Best practice for moving workloads with placement APIs

Use these guidelines to ensure reliable workload movement in your cluster when using placement APIs, especially if the Crosswork Network Controller UI is unavailable or during VM or database recovery scenarios:

  • The API method is preferred if the Crosswork Network Controller UI is not working due to high CPU utilization (>=95%) for a period of time.

  • When replacing a VM containing a database, use the placement API to move the database before rebalancing workloads across the VMs.

  • During a VM power-down and power-up scenario, typically the database pod recovers automatically within a few hours. If the VM is down for more than 5 minutes, redistribute resources using the placement API and rebalance the cluster.

  • When moving non-core service and application workloads, exclude database services when identifying services to be moved.

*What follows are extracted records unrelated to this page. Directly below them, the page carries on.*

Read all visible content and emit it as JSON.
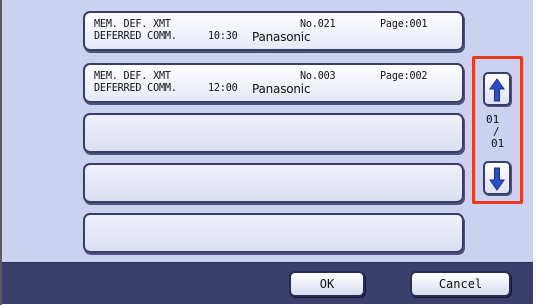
{
  "list": {
    "rows": [
      {
        "mode": "MEM. DEF. XMT",
        "status": "DEFERRED COMM.",
        "time": "10:30",
        "number": "No.021",
        "page": "Page:001",
        "name": "Panasonic"
      },
      {
        "mode": "MEM. DEF. XMT",
        "status": "DEFERRED COMM.",
        "time": "12:00",
        "number": "No.003",
        "page": "Page:002",
        "name": "Panasonic"
      }
    ],
    "empty_rows": 3
  },
  "scroll": {
    "current_page": "01",
    "separator": "/",
    "total_pages": "01",
    "highlight_color": "#ea3a1e"
  },
  "footer": {
    "ok_label": "OK",
    "cancel_label": "Cancel"
  },
  "colors": {
    "panel_bg": "#cbd2f0",
    "footer_bg": "#3b3f6b",
    "arrow_color": "#2c4fc6"
  }
}
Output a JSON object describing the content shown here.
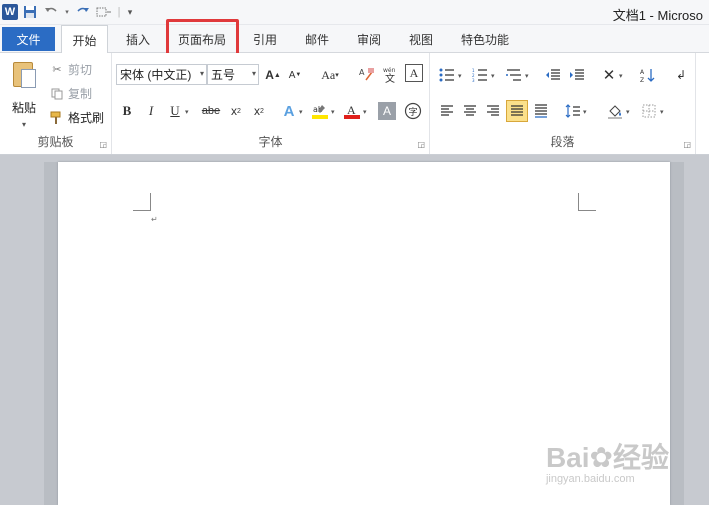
{
  "title_bar": {
    "doc_title": "文档1 - Microso"
  },
  "tabs": [
    "文件",
    "开始",
    "插入",
    "页面布局",
    "引用",
    "邮件",
    "审阅",
    "视图",
    "特色功能"
  ],
  "clipboard": {
    "paste": "粘贴",
    "cut": "剪切",
    "copy": "复制",
    "format_painter": "格式刷",
    "label": "剪贴板"
  },
  "font": {
    "name": "宋体 (中文正)",
    "size": "五号",
    "label": "字体"
  },
  "paragraph": {
    "label": "段落"
  },
  "watermark": {
    "brand": "Bai",
    "brand2": "经验",
    "url": "jingyan.baidu.com"
  },
  "colors": {
    "file_tab": "#2b6cc4",
    "highlight_box": "#e0393b",
    "active_align": "#fbe08a"
  }
}
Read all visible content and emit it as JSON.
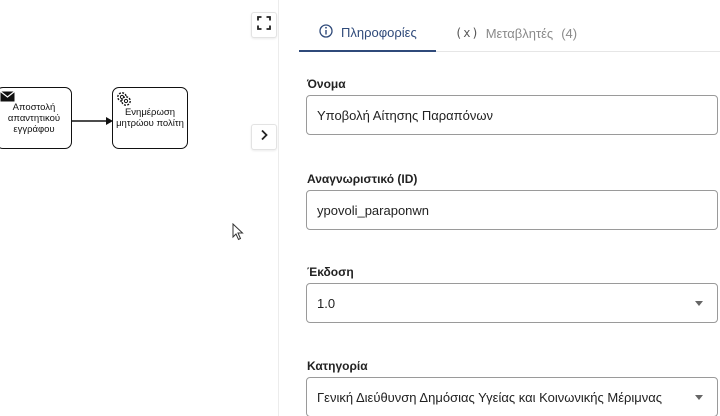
{
  "canvas": {
    "tasks": [
      {
        "label": "Αποστολή απαντητικού εγγράφου",
        "type": "send",
        "icon": "envelope-icon"
      },
      {
        "label": "Ενημέρωση μητρώου πολίτη",
        "type": "service",
        "icon": "gear-icon"
      }
    ],
    "buttons": {
      "fullscreen_icon": "fullscreen-icon",
      "collapse_icon": "chevron-right-icon"
    }
  },
  "panel": {
    "tabs": {
      "info": {
        "label": "Πληροφορίες",
        "icon": "info-icon"
      },
      "variables": {
        "symbol": "(x)",
        "label": "Μεταβλητές",
        "count": "(4)"
      }
    },
    "fields": {
      "name": {
        "label": "Όνομα",
        "value": "Υποβολή Αίτησης Παραπόνων"
      },
      "id": {
        "label": "Αναγνωριστικό (ID)",
        "value": "ypovoli_paraponwn"
      },
      "version": {
        "label": "Έκδοση",
        "value": "1.0"
      },
      "category": {
        "label": "Κατηγορία",
        "value": "Γενική Διεύθυνση Δημόσιας Υγείας και Κοινωνικής Μέριμνας"
      }
    }
  },
  "colors": {
    "accent": "#2f4a7a",
    "border": "#9a9a9a"
  }
}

Capabilities of placement APIs for workload distribution

Understand how placement APIs support manual workload movement between cluster VMs when automated or UI-based placement is unavailable.

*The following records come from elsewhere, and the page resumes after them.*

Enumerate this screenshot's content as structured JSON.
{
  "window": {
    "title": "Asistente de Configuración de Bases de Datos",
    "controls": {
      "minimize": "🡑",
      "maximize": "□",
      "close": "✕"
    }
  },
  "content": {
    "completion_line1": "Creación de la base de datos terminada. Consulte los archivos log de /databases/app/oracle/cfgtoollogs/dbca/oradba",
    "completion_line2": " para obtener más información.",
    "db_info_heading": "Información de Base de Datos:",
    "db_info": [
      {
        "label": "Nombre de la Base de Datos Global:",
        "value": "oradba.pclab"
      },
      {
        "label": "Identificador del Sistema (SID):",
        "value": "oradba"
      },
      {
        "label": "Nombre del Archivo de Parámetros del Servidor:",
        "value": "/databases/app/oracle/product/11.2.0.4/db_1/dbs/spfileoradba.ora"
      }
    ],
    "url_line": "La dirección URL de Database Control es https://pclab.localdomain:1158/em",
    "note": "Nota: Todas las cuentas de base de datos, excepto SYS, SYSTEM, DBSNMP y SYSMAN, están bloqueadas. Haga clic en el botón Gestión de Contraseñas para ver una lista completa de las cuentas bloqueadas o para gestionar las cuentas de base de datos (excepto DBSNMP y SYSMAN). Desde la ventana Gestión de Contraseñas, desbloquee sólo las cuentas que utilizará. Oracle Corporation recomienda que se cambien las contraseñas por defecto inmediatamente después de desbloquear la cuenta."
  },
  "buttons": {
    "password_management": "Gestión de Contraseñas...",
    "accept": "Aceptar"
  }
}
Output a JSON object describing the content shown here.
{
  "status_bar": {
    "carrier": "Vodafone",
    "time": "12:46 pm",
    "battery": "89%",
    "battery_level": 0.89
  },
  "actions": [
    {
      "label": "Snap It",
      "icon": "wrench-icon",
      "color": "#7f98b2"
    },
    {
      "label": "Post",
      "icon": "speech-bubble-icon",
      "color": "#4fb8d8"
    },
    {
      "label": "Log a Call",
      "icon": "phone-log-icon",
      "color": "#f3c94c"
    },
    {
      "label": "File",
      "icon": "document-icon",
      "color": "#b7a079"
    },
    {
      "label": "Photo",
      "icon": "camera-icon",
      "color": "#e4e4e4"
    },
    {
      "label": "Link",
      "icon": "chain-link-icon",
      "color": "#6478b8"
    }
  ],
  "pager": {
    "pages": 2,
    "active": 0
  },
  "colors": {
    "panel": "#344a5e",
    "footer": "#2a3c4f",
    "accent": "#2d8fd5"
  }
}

You can use APIs to manually move database or application service workloads from one VM to other VMs in the cluster. The API method is preferred if the Crosswork Network Controller UI is not working due to high CPU utilization (>=95%) for a period of time.

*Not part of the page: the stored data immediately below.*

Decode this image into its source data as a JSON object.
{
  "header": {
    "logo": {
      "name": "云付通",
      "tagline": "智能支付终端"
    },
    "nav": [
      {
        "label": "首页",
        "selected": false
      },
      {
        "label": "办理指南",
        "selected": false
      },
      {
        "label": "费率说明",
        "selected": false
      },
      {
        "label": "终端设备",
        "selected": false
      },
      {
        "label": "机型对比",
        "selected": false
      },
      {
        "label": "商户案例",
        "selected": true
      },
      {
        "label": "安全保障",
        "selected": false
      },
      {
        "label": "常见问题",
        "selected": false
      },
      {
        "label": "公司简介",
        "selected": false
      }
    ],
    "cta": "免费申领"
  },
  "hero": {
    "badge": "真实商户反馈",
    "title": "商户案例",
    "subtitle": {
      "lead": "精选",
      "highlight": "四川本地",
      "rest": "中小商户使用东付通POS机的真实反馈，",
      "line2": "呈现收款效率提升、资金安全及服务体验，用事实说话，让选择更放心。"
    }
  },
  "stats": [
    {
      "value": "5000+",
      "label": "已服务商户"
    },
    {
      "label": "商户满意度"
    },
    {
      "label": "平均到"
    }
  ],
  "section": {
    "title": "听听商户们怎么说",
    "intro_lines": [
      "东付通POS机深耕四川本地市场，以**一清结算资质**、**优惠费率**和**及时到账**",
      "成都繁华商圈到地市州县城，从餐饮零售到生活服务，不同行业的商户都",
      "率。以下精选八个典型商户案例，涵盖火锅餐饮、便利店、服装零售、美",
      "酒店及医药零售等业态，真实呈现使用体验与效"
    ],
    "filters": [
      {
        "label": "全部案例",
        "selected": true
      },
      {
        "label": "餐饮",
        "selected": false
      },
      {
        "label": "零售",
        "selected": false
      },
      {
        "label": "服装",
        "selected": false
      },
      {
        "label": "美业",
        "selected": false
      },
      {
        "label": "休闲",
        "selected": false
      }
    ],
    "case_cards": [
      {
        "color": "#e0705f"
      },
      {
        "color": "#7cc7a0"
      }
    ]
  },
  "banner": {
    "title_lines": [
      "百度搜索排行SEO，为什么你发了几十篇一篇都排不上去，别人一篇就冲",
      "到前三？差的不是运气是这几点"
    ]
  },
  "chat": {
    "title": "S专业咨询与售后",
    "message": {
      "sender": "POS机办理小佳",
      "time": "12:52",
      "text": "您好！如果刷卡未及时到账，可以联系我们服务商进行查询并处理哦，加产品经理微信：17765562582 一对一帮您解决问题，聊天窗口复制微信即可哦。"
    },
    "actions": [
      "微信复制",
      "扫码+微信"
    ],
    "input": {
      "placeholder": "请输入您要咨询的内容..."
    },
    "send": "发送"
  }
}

Databases refer to robot-postgres and cw-timeseries-db. If a VM containing a database is replaced, the placement API must be explicitly invoked to instantiate the database on a new VM. In the event of VM replacement, the recommended order is to first use the API to move the database, followed by rebalancing to evenly distribute workloads across the VMs.

On clusters with worker VMs installed, the robot-postgres and cw-timeseries-db database services are pinned to the worker VMs, while the local-postgres pods are pinned to the hybrid VMs.

API example: place services for database pods

Request
 
 
curl --request POST --location 'https://<Vip>:30603/crosswork/platform/v2/placement/move_services_to_nodes' \
--header 'Content-Type: application/json' \
--header 'Authorization: <your-jwt-token>' \
--data '{
    "service_placements": [
        {
            "service": {
                "name": "robot-postgres",
                 "clean_data_folder": true,
                 "pin_to_node":true
            },
            "nodes": [
                {
                    "name": "fded-1bc1-fc3e-96d0-192-168-5-114-worker.cisco.com"
                },
                {
                    "name": "fded-1bc1-fc3e-96d0-192-168-5-115-worker.cisco.com"
                }
            ]
        },
        {
            "service": {
                "name": "cw-timeseries-db",
                 "clean_data_folder": true ,
                 "pin_to_node":true
             },
            "nodes": [
                {
                    "name": "fded-1bc1-fc3e-96d0-192-168-5-114-worker.cisco.com"
                },
                {
                    "name": "fded-1bc1-fc3e-96d0-192-168-5-115-worker.cisco.com"
                }
            ]
        }
    ]
}'
 
 
Response
 
{
    "job_id": "PJ5",
    "result": {
        "request_result": "ACCEPTED",
        "error": null
    }
}

API example: place services for non-core pods

Request
 
 
curl --request POST --location 'https://<Vip>:30603/crosswork/platform/v2/placement/move_services_to_nodes' \
--header 'Content-Type: application/json' \
--header 'Authorization: <your-jwt-token>' \
--data '{
    "service_placements": [
        {
            "service": {
                "name": "helios"
        
            },
            "nodes": [
                {
                    "name": "fded-1bc1-fc3e-96d0-192-168-5-114-worker.cisco.com"
                },
                {
                    "name": "fded-1bc1-fc3e-96d0-192-168-5-115-worker.cisco.com"
                }
            ]
        },
        {
            "service": {
                "name": "dg-manager"
             },
            "nodes": [
                {
                    "name": "fded-1bc1-fc3e-96d0-192-168-5-114-worker.cisco.com"
                },
                {
                    "name": "fded-1bc1-fc3e-96d0-192-168-5-115-worker.cisco.com"
                }
            ]
        }
    ]
}'
 
 
Response
 
{
    "job_id": "PJ5",
    "result": {
        "request_result": "ACCEPTED",
        "error": null
    }
}

Move services between cluster VMs using the placement API

Move database or application service workloads to different VMs in the cluster to address resource imbalances, high CPU utilization, or VM replacement events.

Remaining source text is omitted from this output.